Question

use the horizontal - line test to determine whether each function f has an inverse function. if so, draw a rough sketch of ( f^{-1} ) by reflecting f across ( y = x ). 8. (with a graph of a function f)

Explanation:

Step1: Apply Horizontal - Line Test

The horizontal - line test states that a function \(y = f(x)\) has an inverse function if and only if no horizontal line intersects the graph of \(f\) more than once. For the given graph of the function \(f\), we observe the graph. The graph of \(f\) is a curve that is strictly increasing (as \(x\) increases, \(y\) increases) and passes the horizontal - line test because any horizontal line will intersect the graph at most once. So, the function \(f\) is one - to - one and thus has an inverse function \(f^{-1}\).

Step2: Reflect the Graph across \(y = x\)

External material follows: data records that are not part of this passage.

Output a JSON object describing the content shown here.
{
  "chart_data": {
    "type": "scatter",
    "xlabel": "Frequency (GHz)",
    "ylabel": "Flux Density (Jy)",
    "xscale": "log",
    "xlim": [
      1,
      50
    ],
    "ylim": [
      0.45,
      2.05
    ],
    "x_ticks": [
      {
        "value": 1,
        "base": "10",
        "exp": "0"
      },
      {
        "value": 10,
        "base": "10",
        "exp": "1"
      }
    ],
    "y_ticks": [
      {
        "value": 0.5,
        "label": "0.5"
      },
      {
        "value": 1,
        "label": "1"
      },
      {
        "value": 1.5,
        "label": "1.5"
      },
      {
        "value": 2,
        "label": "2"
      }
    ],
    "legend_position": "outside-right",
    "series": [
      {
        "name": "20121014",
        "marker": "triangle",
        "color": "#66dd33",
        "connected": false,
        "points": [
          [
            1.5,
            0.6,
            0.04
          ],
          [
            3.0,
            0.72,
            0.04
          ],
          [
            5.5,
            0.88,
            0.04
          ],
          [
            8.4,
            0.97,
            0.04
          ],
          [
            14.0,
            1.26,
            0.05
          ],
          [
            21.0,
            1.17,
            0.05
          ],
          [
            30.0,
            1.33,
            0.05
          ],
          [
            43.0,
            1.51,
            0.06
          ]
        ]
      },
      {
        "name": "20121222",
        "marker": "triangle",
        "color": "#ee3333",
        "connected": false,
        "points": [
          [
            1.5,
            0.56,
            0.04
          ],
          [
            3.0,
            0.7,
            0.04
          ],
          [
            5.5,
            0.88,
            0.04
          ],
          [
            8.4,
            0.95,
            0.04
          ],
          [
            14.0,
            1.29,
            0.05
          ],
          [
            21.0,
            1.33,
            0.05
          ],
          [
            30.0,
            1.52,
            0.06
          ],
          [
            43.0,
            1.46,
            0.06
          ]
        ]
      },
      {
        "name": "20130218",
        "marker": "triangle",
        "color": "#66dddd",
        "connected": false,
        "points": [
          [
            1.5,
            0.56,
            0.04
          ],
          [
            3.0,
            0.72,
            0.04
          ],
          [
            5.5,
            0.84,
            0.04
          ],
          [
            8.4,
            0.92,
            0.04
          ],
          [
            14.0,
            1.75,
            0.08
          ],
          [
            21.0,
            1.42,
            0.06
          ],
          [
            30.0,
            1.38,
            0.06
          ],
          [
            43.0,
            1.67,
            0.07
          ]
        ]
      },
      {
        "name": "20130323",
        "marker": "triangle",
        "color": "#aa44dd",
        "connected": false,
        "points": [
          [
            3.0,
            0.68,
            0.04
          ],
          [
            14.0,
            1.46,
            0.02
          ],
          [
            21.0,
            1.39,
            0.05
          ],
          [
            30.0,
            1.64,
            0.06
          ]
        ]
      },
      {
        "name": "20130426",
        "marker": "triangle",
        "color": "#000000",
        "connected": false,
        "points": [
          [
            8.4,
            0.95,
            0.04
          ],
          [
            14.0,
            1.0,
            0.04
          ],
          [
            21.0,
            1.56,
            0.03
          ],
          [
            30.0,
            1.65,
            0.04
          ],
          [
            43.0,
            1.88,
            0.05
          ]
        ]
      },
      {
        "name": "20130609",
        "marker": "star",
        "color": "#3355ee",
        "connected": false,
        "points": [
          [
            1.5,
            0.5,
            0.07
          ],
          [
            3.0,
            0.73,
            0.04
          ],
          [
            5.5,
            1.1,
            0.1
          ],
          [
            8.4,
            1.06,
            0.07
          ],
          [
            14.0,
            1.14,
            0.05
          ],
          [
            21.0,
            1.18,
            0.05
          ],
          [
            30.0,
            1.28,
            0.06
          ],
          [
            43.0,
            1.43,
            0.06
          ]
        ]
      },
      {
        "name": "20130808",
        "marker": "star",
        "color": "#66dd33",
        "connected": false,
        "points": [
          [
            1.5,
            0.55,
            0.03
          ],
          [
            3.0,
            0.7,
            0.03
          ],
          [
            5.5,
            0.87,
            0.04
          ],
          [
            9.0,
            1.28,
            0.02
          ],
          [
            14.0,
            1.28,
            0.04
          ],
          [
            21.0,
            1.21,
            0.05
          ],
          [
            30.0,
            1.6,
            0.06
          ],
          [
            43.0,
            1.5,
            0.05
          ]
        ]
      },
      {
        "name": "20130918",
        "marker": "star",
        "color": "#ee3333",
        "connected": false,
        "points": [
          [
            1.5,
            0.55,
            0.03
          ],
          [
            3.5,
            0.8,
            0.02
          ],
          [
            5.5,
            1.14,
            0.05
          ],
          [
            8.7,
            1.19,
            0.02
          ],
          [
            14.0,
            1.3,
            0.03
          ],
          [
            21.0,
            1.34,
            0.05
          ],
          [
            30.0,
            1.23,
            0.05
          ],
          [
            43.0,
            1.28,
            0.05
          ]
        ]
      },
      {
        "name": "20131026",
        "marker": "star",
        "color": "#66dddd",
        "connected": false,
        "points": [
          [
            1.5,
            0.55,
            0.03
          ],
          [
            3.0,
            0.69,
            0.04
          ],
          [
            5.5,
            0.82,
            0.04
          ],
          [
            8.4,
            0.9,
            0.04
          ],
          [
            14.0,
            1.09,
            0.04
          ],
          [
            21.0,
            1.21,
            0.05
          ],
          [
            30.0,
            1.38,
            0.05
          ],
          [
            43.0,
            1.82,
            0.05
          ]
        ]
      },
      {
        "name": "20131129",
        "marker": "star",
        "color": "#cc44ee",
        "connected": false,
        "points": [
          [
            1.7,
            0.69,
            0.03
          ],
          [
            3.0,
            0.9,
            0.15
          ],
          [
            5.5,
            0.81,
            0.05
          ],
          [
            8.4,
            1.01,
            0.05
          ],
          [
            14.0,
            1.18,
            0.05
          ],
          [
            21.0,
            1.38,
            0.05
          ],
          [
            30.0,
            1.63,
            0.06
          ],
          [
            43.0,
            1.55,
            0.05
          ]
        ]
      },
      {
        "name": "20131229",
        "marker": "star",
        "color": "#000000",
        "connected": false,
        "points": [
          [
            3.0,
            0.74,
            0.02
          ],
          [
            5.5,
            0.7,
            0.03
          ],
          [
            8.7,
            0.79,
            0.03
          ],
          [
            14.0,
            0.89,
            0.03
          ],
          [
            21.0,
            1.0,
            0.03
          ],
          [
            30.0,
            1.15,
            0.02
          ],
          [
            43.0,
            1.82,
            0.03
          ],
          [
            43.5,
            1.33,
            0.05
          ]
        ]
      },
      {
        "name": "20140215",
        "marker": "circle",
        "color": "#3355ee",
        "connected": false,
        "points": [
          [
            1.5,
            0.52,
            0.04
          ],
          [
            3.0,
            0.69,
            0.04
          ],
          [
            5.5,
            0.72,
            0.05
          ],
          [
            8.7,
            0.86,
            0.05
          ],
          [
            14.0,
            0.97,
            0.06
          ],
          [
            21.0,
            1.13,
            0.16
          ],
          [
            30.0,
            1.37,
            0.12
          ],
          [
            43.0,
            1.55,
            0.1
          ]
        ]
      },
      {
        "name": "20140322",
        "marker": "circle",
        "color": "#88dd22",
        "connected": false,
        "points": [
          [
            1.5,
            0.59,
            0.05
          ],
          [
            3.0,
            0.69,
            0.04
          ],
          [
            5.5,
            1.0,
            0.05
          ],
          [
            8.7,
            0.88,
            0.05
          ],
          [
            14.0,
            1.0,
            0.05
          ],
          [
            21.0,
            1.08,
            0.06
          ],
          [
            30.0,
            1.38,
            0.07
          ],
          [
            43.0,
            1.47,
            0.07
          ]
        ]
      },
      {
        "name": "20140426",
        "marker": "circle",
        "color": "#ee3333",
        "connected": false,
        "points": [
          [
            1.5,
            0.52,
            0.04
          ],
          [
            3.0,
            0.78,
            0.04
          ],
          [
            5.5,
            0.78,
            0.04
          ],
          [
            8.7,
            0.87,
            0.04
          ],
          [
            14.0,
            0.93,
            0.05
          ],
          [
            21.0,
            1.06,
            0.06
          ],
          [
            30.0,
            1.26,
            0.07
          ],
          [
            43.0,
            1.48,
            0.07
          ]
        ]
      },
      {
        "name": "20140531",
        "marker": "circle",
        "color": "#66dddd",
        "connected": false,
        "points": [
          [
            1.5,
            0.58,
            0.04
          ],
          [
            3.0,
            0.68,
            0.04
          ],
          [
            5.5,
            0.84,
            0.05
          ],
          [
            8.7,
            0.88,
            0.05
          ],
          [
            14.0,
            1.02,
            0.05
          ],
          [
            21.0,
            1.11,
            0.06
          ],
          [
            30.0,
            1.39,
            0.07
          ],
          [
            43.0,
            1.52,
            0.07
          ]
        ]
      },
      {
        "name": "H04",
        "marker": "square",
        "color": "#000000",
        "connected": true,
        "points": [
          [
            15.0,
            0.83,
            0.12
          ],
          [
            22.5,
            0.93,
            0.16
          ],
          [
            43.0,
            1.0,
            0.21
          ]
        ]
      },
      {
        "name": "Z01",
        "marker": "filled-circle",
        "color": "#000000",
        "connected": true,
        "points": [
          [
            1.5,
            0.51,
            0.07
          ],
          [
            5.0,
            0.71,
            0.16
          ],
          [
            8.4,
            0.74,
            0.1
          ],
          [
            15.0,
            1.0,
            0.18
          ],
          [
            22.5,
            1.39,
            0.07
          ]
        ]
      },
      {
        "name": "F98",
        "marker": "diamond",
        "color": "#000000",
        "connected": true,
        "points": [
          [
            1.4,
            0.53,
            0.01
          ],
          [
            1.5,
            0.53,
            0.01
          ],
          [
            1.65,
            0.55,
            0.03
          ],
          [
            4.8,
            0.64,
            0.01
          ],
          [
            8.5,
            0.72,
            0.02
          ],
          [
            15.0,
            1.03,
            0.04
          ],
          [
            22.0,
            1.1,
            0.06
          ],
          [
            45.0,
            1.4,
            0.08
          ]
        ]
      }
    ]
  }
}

To sketch the graph of \(f^{-1}\), we use the property that the graph of an inverse function \(f^{-1}\) is the reflection of the graph of \(f\) across the line \(y=x\). For any point \((a,b)\) on the graph of \(f\), the point \((b,a)\) will be on the graph of \(f^{-1}\). So, we take key points on the graph of \(f\) (for example, if the graph of \(f\) passes through the origin \((0,0)\), which it seems to do from the sketch, then \((0,0)\) will also be on \(f^{-1}\) since reflecting \((0,0)\) across \(y = x\) gives \((0,0)\)). We then reflect the entire curve of \(f\) across the line \(y=x\) to get the rough sketch of \(f^{-1}\).

Answer:

The function \(f\) passes the horizontal - line test (is one - to - one), so it has an inverse function. To sketch \(f^{-1}\), reflect the graph of \(f\) across the line \(y = x\). The rough sketch of \(f^{-1}\) will be the mirror image of \(f\)'s graph with respect to the line \(y=x\).